Sa mère, Mme de La Villette, était un peintre de grand talent et il est à supposer que Mme Strohi a puisé quelque peu sa puissance d’évocation, dans cet atavisme artistique.
Elle est née à Lorient, et c’est au sein de la nature bretonne si sauvage mais d’une si pénétrante grandeur, c’est au souffle brutal et câlin de la mer qui se brise sur ses côtes, au murmure de ses vieux chants âpres et naïfs, qu’elle vécut ses premières émotions ; c’est à ses landes désolées qu’elle confia ses premiers aveux d’artiste.
Si le sens de la composition ou plutôt de l’improvisation lui est venu de fort bonne heure, le désir de transformer ces essais libres en réalité ordonnée s’est manifesté chez Mme Strohl également dès l’enfance. À 11 ans elle fixa pour la première fois ses idées musicales sur le papier : c’était une romance. Mais bien avant cette date la musique chantait en elle.
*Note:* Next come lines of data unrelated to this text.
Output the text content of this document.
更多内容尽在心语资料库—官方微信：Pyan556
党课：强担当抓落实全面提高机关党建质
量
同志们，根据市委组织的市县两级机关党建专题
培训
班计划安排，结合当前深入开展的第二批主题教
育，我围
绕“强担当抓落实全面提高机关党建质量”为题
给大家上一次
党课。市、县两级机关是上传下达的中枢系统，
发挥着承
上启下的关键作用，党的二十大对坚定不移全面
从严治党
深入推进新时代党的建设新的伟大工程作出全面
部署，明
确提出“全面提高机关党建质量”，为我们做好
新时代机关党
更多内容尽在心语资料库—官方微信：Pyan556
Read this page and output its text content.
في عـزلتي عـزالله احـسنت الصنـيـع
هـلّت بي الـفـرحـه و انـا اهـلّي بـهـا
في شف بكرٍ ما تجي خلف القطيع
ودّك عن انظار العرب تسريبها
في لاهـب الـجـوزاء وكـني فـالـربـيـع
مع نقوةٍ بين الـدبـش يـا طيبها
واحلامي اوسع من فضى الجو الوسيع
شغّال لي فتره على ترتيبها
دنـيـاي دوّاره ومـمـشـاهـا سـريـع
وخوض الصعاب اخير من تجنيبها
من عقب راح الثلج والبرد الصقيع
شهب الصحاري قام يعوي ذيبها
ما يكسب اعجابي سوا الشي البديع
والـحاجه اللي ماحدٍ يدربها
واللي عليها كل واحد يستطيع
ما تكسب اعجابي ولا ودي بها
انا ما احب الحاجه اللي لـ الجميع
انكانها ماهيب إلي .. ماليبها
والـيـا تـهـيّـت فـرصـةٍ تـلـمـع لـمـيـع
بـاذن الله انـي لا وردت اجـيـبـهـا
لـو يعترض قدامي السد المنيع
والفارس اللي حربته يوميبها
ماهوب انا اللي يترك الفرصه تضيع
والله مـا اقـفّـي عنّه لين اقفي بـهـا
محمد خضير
Ce fut à peu près vers la même époque, à 12 ans, qu’elle fit un court séjour au Conservatoire dans la classe de Le Couppey où elle obtint un accessit ; mais elle en partit bientôt, lassée rapidement de l’aridité et de la sécheresse des travaux qu’impliquent mécanisme et la pure virtuosité. Elle obtint enfin d’entreprendre ses études d’harmonie. Ce fut Barthe qui se chargea de cette intéressante instruction. Mais il ne put obtenir qu’elle entrât dans sa classe du Conservatoire.
Si la liberté absolue lui semblait préférable, Mme Strohl ne négligea pas pour cela ses chères études. Pendant six années elle s’assimila parfaitement les lois de l’harmonie, du contrepoint, de la fugue ; elle fit de l’analyse et de la composition et sortit de ces leçons solidement armée pour la réalisation de ses œuvres.
Cette époque de travail ne fut pourtant pas perdue pour la composition. C’est d’elle que datent les premières œuvres de Mme Strohl.
On peut jusqu’ici diviser la carrière de compositeur de Mme Strohl en trois périodes :
La première qui va depuis l’âge de 15 ans jusqu’à son mariage et que l’on peut appeler celle des recherches. La seconde serait celle de la musique à programme. La troisième enfin que Mme Strohl nomme elle-même celle de l’Espérance perdue nous conduit jusqu’au douloureux événement qui a hélas ! interrompu son œuvre.
De la première de ces périodes, celle où elle travaillait avec Barthe et pendant les années qui ont suivi immédiatement son initiation aux lois de la musique datent : La Messe à six voix, écrite à 15 ans. Elle fut exécutée à Saint-Médard à Paris et dans les cathédrales de Chartres, de Rennes, de Saint-Servan.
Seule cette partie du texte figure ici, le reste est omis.